Being an incident management service, having an On-call feature is all the more important for Spike. On-call is essential for easy and efficient handling of new incidents so that no incident is missed.
An incident is an event that is not part of normal operations that disrupts operational processes. Without effective incident management, an incident can disrupt business operations, information security, IT systems, employees, customers, or other vital business functions.
So whenever we get an incident, it is assigned to the right person and an alert is sent to them.
Having on-call management prevents overloading a sole assignee and evenly distributes the responsibility of handling alerts amongst dedicated on-call members.

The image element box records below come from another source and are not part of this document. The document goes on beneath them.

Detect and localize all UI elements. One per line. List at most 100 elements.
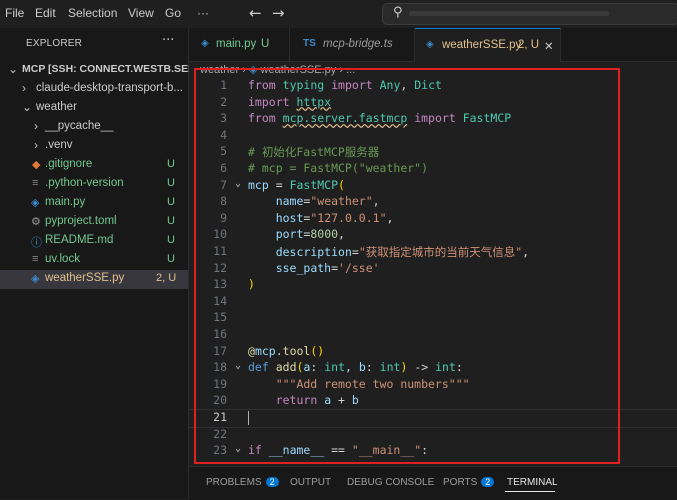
line-number: 16 — [213, 327, 227, 341]
code-text: def add(a: int, b: int) -> int: — [248, 360, 463, 375]
explorer-more-button[interactable]: ··· — [162, 33, 174, 48]
tab-problems[interactable]: PROBLEMS 2 — [206, 477, 279, 488]
menu-more[interactable]: ··· — [197, 6, 209, 20]
line-number: 17 — [213, 343, 227, 358]
chevron-down-icon[interactable]: ⌄ — [235, 360, 241, 371]
code-text: # 初始化FastMCP服务器 — [248, 145, 380, 160]
chevron-down-icon[interactable]: ⌄ — [235, 443, 241, 454]
forward-arrow-icon[interactable]: → — [272, 4, 285, 22]
menu-view[interactable]: View — [128, 6, 154, 20]
line-number: 12 — [213, 260, 227, 275]
tree-item-label: weatherSSE.py — [45, 272, 125, 284]
line-number: 23 — [213, 443, 227, 458]
tree-item-weather[interactable]: ⌄ weather — [0, 99, 188, 118]
tree-item-label: main.py — [45, 196, 86, 208]
code-text: return a + b — [275, 393, 359, 408]
code-text: from typing import Any, Dict — [248, 78, 442, 92]
tab-ports[interactable]: PORTS 2 — [443, 477, 495, 488]
tree-item-label: __pycache__ — [45, 120, 114, 132]
file-icon: ≡ — [32, 253, 39, 265]
code-text: port=8000, — [275, 227, 345, 242]
code-line: 15 — [189, 310, 677, 327]
menu-edit[interactable]: Edit — [35, 6, 56, 20]
code-text: if __name__ == "__main__": — [248, 443, 429, 458]
tree-item-main-py[interactable]: ◈ main.py U — [0, 194, 188, 213]
workspace-root-label: MCP [SSH: CONNECT.WESTB.SEET... — [22, 63, 210, 75]
line-number: 19 — [213, 376, 227, 391]
code-line: 18 ⌄ def add(a: int, b: int) -> int: — [189, 360, 677, 377]
tab-debug-console[interactable]: DEBUG CONSOLE — [347, 477, 434, 488]
chevron-down-icon[interactable]: ⌄ — [235, 178, 241, 189]
line-number: 7 — [220, 177, 227, 192]
close-icon[interactable]: ✕ — [544, 39, 554, 53]
line-number: 21 — [213, 410, 227, 424]
tree-item-label: weather — [36, 101, 77, 113]
code-line: 19 """Add remote two numbers""" — [189, 377, 677, 394]
file-icon: ≡ — [32, 177, 39, 189]
untracked-badge: U — [167, 158, 175, 170]
tree-item-weathersse[interactable]: ◈ weatherSSE.py 2, U — [0, 270, 188, 289]
tab-weathersse[interactable]: ◈ weatherSSE.py 2, U ✕ — [415, 28, 561, 62]
git-file-icon: ◆ — [32, 159, 41, 171]
problem-badge: 2, U — [156, 272, 177, 284]
code-line: 10 port=8000, — [189, 227, 677, 244]
tab-mcp-bridge[interactable]: TS mcp-bridge.ts — [290, 28, 415, 61]
line-number: 20 — [213, 393, 227, 408]
info-icon: ⓘ — [31, 237, 42, 249]
breadcrumb-folder[interactable]: weather — [200, 64, 239, 76]
line-number: 9 — [220, 210, 227, 225]
tab-label: main.py — [216, 38, 257, 50]
code-text: description="获取指定城市的当前天气信息", — [275, 245, 530, 259]
python-icon: ◈ — [31, 273, 40, 285]
command-center-search[interactable]: ⚲ — [382, 3, 677, 25]
line-number: 8 — [220, 194, 227, 209]
tree-item-label: .gitignore — [45, 158, 93, 170]
line-number: 15 — [213, 310, 227, 325]
tree-item-label: uv.lock — [45, 253, 80, 265]
code-line: 1 from typing import Any, Dict — [189, 78, 677, 95]
code-editor[interactable]: weather › ◈ weatherSSE.py › ... 1 from ty… — [188, 62, 677, 466]
tree-item-venv[interactable]: › .venv — [0, 137, 188, 156]
menu-go[interactable]: Go — [165, 6, 181, 20]
code-text: from mcp.server.fastmcp import FastMCP — [248, 111, 512, 126]
tree-item-pycache[interactable]: › __pycache__ — [0, 118, 188, 137]
menu-selection[interactable]: Selection — [68, 6, 117, 20]
tree-item-label: README.md — [45, 234, 114, 246]
code-line: 14 — [189, 294, 677, 311]
explorer-title: EXPLORER — [26, 38, 83, 49]
chevron-right-icon: › — [242, 64, 249, 76]
tree-item-python-version[interactable]: ≡ .python-version U — [0, 175, 188, 194]
tree-item-gitignore[interactable]: ◆ .gitignore U — [0, 156, 188, 175]
breadcrumb-file[interactable]: weatherSSE.py — [260, 64, 336, 76]
breadcrumb: weather › ◈ weatherSSE.py › ... — [200, 63, 355, 76]
code-line: 17 @mcp.tool() — [189, 344, 677, 361]
line-number: 4 — [220, 127, 227, 142]
tree-item-uv-lock[interactable]: ≡ uv.lock U — [0, 251, 188, 270]
untracked-badge: U — [167, 234, 175, 246]
workspace-root[interactable]: ⌄ MCP [SSH: CONNECT.WESTB.SEET... — [0, 61, 209, 80]
code-line: 11 description="获取指定城市的当前天气信息", — [189, 244, 677, 261]
breadcrumb-rest[interactable]: ... — [346, 64, 355, 76]
chevron-down-icon: ⌄ — [22, 100, 33, 114]
back-arrow-icon[interactable]: ← — [249, 4, 262, 22]
tab-terminal[interactable]: TERMINAL — [507, 477, 558, 488]
line-number: 3 — [220, 111, 227, 126]
tab-label: mcp-bridge.ts — [323, 38, 393, 50]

So here we will talk about how the Oncall feature was designed, keeping in mind that we wanted to make a Minimal Viable Product that’d be easy to use.
The design process involves 1) understanding and defining the problem, 2) research, 3) coming up with different solutions, 4) designing, and 5) testing.
To create the on-call feature we first had to understand and define the problem statement. At this moment, whenever an incident occurs, Spike would alert the respective assignees associated with that incident.
So the problem was defined as creating an on-call management feature that ensures an even distribution of responsibilities amongst team members. No single person is overloaded with the stress of responding to incidents.
The next step involved competitive research. I researched and looked into the likes of Pagerduty and Opsgenie to understand the basic requirements of an efficient on-call feature.
An on-call schedule ensures that the right person is always available to immediately respond to incidents. The MVP version of On-call would have just enough features to meet basic user needs like setting the rotation type and adding members. This would provide ample feedback for the future development of the on-call feature. After figuring out the basic needs, we came up with a simple user flow that involved the different prerequisites of an on-call schedule: choosing the on-call members, selecting the rotation type, and the starting date and time and ending date, and time). After deciding the user flow we worked on the wireframes
Where can the user view their on-call schedule?
Users can view their on-call schedules by clicking on “when am I on call?” Inside the on-call dropdown present on the header. The dropdown also mentions who is On-call which enables everyone to figure out the current on-call member.
The calendar view in Spike enables all team members to view the ongoing and upcoming on-call schedules. It is displayed inside schedule details.
In some instances the present on-call members might not be available to respond to incidents, they might be on leave or a vacation. To solve this problem, Spike lets you swap the existing shifts between members, i.e overriding. Overriding allows modifying the schedule without altering it as a whole.
Adding escalation policies to the On-call schedule
After an on-call schedule is created, users can then add a specific schedule to an escalation policy. Select the On-call schedule name from the users dropdown present in the escalation steps while creating an escalation policy.
After designing the first approved iteration, we wanted to test the feature. A major issue that arose was that the on-call didn’t have a 12-hour shift or the ability to add two members in a single day shift. This means having two people being on-call at the same time is the right approach as it would take a lot of the stress off of the primary on-call member. This would also ensure that there is always a backup when the primary on-call member misses a notification.